Jane Gleeson-White has an easy way with her story telling.
But it was to where she then takes the book that grabbed me most.
Yes, Pacioli's system of double entry has served the world well, she notes, but practitioners have not been beyond abusing it, as did the recently departed Arthur Anderson company in Enron's grand fraud. (I'll long have the memory of the twisted bastard at his monitor gleefully crying "Burn, Baby, burn!"as a forest fire cut the transmission of electricity into California. Enron would now be able to charge more for its power to California!)
It's still a matter of garbage in, garbage out, or maybe hiding the nasties by cleverly taking them off balance sheet. (Why am I reminded that Paul Keating's 9% superannuation guarantee levy couldn't possibly be a payroll tax by stealth because it is compulsorily directed into non-government funds?)

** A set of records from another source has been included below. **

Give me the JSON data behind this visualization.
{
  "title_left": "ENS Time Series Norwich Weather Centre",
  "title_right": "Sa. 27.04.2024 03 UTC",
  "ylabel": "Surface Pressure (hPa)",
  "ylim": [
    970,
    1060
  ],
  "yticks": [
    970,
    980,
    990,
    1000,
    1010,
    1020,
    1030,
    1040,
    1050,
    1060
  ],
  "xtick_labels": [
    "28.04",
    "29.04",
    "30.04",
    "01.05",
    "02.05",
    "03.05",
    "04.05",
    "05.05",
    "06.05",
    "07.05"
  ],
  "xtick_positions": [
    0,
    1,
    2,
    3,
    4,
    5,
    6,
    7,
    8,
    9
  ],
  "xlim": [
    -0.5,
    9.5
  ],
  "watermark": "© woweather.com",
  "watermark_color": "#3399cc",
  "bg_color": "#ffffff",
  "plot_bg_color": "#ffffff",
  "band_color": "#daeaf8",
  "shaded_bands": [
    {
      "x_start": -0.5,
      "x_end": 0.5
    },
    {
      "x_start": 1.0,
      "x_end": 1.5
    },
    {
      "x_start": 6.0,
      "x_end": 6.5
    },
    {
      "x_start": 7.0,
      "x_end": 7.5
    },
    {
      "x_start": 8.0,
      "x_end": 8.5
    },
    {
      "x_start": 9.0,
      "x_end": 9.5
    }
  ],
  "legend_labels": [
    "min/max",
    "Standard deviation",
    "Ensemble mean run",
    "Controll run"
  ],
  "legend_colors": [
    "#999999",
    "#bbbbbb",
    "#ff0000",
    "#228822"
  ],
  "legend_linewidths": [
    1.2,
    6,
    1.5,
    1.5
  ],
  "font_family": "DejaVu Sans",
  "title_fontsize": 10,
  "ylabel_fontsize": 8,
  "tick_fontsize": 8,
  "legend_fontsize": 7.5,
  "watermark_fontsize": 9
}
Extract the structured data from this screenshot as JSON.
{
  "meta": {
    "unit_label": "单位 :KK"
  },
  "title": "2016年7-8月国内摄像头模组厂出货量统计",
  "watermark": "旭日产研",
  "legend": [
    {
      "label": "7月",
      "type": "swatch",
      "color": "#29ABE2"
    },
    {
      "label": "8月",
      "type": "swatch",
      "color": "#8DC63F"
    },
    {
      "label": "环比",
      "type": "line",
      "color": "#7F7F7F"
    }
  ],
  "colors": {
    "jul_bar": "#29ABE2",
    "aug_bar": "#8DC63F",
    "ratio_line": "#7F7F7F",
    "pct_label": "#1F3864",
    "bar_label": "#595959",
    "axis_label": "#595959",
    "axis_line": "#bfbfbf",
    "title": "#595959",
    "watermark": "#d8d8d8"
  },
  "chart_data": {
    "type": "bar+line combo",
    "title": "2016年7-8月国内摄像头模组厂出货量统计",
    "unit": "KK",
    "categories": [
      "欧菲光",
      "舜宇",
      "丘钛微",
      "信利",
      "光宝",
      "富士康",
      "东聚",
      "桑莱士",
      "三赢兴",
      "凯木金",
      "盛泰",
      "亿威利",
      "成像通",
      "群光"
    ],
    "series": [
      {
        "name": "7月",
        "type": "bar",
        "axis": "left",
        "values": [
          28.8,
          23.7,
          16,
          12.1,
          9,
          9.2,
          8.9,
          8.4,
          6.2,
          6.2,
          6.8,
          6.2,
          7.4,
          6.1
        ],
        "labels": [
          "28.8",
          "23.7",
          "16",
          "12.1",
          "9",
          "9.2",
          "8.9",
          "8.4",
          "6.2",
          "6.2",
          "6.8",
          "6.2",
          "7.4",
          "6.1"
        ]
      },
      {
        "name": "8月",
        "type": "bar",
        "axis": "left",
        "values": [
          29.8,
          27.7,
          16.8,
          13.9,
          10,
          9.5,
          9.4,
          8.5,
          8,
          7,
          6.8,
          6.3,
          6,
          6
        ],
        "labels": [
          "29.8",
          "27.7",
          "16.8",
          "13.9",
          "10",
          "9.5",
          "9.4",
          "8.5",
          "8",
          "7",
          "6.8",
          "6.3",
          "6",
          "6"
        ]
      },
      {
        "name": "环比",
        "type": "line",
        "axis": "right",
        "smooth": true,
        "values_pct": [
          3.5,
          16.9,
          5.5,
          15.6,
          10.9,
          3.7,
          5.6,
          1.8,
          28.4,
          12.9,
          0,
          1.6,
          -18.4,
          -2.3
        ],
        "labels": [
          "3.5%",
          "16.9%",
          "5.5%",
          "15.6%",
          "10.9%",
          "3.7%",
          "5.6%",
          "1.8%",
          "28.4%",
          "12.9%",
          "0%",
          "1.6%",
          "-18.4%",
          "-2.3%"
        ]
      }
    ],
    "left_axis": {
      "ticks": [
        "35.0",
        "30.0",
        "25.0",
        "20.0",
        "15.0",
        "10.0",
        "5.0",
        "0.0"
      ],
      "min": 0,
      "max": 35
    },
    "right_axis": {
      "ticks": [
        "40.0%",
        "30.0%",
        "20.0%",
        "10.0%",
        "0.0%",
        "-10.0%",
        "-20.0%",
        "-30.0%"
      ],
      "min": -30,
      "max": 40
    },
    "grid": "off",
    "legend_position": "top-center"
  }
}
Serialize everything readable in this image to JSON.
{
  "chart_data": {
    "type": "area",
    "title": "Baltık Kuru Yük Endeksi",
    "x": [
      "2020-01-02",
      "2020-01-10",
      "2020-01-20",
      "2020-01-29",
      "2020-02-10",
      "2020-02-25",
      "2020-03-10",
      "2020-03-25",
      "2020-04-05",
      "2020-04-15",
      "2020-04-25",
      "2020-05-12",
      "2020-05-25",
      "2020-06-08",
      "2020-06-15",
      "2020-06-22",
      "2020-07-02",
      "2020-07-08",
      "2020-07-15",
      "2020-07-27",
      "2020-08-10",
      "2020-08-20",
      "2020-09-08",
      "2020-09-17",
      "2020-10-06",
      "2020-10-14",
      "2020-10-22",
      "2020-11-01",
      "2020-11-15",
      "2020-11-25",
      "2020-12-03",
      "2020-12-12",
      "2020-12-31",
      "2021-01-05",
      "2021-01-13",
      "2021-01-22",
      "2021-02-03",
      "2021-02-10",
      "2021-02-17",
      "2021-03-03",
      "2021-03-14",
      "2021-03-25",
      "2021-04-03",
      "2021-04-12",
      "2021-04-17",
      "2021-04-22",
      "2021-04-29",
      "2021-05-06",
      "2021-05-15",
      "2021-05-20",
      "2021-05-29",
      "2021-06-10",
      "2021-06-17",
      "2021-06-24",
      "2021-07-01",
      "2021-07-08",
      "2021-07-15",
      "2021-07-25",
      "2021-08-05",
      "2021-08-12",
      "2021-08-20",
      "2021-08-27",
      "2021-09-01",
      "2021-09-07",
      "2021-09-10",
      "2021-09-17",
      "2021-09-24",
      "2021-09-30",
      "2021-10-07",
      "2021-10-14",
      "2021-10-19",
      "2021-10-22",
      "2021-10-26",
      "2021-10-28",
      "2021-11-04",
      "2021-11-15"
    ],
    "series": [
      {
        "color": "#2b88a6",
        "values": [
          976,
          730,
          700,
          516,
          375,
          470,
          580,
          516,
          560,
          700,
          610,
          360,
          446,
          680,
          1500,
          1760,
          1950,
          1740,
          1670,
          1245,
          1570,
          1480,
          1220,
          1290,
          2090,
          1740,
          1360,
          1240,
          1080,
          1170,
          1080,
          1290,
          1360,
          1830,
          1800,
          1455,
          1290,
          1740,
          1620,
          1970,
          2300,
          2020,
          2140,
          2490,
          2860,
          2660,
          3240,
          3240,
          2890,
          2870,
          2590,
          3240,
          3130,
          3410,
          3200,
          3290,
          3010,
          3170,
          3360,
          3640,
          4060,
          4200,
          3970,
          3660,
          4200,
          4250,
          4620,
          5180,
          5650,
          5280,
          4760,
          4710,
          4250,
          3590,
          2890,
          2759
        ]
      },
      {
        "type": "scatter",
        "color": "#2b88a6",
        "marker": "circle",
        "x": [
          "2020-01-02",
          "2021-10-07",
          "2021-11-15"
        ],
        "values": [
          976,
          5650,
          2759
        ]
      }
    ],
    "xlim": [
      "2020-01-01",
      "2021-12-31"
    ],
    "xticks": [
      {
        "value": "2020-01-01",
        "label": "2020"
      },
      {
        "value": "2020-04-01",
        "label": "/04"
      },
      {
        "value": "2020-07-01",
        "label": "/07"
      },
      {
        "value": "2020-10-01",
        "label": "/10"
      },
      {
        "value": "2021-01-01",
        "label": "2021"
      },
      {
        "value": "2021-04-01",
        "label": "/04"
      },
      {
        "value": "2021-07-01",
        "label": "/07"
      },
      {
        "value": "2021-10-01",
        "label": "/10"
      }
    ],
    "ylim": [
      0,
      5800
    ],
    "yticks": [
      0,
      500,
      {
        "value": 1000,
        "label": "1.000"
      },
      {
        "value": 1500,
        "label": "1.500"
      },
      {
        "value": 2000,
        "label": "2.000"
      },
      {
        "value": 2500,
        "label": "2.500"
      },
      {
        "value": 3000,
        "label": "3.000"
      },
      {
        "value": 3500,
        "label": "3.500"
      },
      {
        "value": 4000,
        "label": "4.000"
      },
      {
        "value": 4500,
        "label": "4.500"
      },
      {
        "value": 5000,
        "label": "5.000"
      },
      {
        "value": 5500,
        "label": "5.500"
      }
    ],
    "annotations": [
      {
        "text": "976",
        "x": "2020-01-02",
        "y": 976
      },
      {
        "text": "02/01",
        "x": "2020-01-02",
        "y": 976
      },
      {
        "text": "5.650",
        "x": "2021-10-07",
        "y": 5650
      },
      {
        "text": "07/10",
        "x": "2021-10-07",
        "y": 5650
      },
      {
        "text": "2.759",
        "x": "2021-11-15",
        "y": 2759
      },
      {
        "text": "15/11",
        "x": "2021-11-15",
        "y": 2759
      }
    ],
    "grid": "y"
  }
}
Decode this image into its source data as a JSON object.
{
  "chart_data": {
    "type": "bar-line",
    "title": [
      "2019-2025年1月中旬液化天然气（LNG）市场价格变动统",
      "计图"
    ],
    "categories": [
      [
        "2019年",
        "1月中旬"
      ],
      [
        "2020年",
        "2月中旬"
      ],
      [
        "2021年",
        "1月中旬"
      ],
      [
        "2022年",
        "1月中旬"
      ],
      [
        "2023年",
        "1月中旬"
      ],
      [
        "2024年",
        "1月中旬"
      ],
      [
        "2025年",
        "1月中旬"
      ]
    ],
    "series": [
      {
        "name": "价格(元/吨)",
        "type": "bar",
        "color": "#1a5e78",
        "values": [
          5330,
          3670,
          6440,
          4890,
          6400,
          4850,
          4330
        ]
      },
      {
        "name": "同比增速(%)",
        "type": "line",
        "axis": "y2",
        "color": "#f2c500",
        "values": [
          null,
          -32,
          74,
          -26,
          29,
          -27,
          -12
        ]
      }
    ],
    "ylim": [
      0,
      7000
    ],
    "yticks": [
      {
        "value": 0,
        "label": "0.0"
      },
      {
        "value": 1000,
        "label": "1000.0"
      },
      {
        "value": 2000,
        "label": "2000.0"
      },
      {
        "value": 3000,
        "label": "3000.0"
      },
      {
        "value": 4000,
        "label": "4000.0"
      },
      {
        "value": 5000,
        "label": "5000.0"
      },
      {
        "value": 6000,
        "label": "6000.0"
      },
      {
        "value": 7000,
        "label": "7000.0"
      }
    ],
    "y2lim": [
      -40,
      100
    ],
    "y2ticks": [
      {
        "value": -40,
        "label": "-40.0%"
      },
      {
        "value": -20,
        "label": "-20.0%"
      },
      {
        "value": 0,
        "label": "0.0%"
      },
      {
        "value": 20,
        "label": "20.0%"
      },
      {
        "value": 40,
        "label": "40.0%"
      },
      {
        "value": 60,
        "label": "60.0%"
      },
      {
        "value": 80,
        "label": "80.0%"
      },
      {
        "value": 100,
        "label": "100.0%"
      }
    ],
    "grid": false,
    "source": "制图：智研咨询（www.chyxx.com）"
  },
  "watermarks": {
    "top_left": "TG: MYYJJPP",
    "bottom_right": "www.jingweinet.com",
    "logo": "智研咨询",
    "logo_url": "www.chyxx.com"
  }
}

Gleeson-White describes the extent to which we've improved the national accounts since Keynes' first applied Luca Pacioli's principles to them, but suggests the state of the planet and of economies attests to the fact we've still got a long way to go. Something's still missing.
The author comes tantalizingly close to seeing natural resource rent's relationship to people and the planet! (I like to think of economic rent as the glue that holds society together.)
Maybe the problem is not the limitations of GDP as a measuring stick - i.e. that it underestimates the true costs involved in the making of a Big Mac, or the real value of trees - but by so obviously failing to break incomes down into earned incomes and (unearned) natural resource rents, we don't expose those shysters who continue their wanton destruction of the planet?
As it's little known that 'super profits' (land and natural resource rents) make up close to 50% of GDP - and these are mainly captured by the 1% - what a great follow-up that might make, Jane?